In his foreword to the book, Lord Alton of Liverpool, a close friend, writes that Rogers witnessed at first hand the persecuted Church and gradually realised that “a faith worth dying for might be a faith worth living for”. Rogers himself cites four main reasons for his conversion: he discovered in the Church “the clearest expression of a biblical basis for social justice of any Christian tradition”; he saw in the Church “a truly historical, comprehensive and intellectually serious articulation of the Christian faith”; he was inspired by remarkable people; and he experienced “mystery, majesty, reverence and spiritual depth” in the Church.

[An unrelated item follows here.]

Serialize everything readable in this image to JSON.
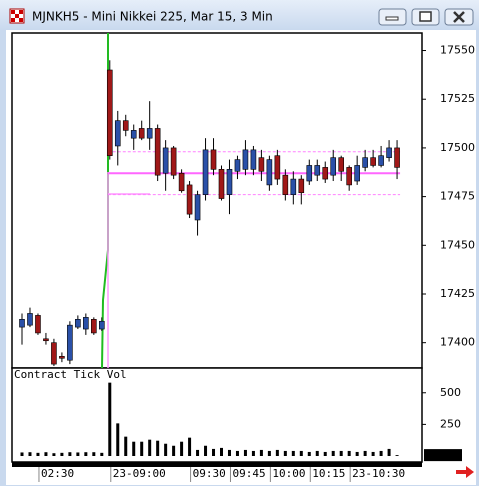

Rogers’s description of the personalities he has met along the way are among the most interesting sections of his book – people such as Group Captain Cecil Choudry and Shahbaz Bhatti of Pakistan; Cardinal Bo himself; and Lieutenant Colonel Christopher Keeble. He also embarked on a steep reading programme, devouring the writings of Catholic apologists such as Scott Hahn, George Weigel, Malcolm Muggeridge and Thomas Merton, and confessing that “I fell in love with the Church through the catechism.”
A man of independent views, Rogers left the Liberal Democrats in 1992 when the party voted to adopt a pro-abortion policy and, on the same day, to ban the use of goldfish as prizes at fairgrounds. “A party that votes for the killing of the unborn in the afternoon, after voting to protect goldfish in the morning, is a party which has forfeited my intellectual and emotional support,” he comments.
This is a thoughtful book, written with clarity and sincerity.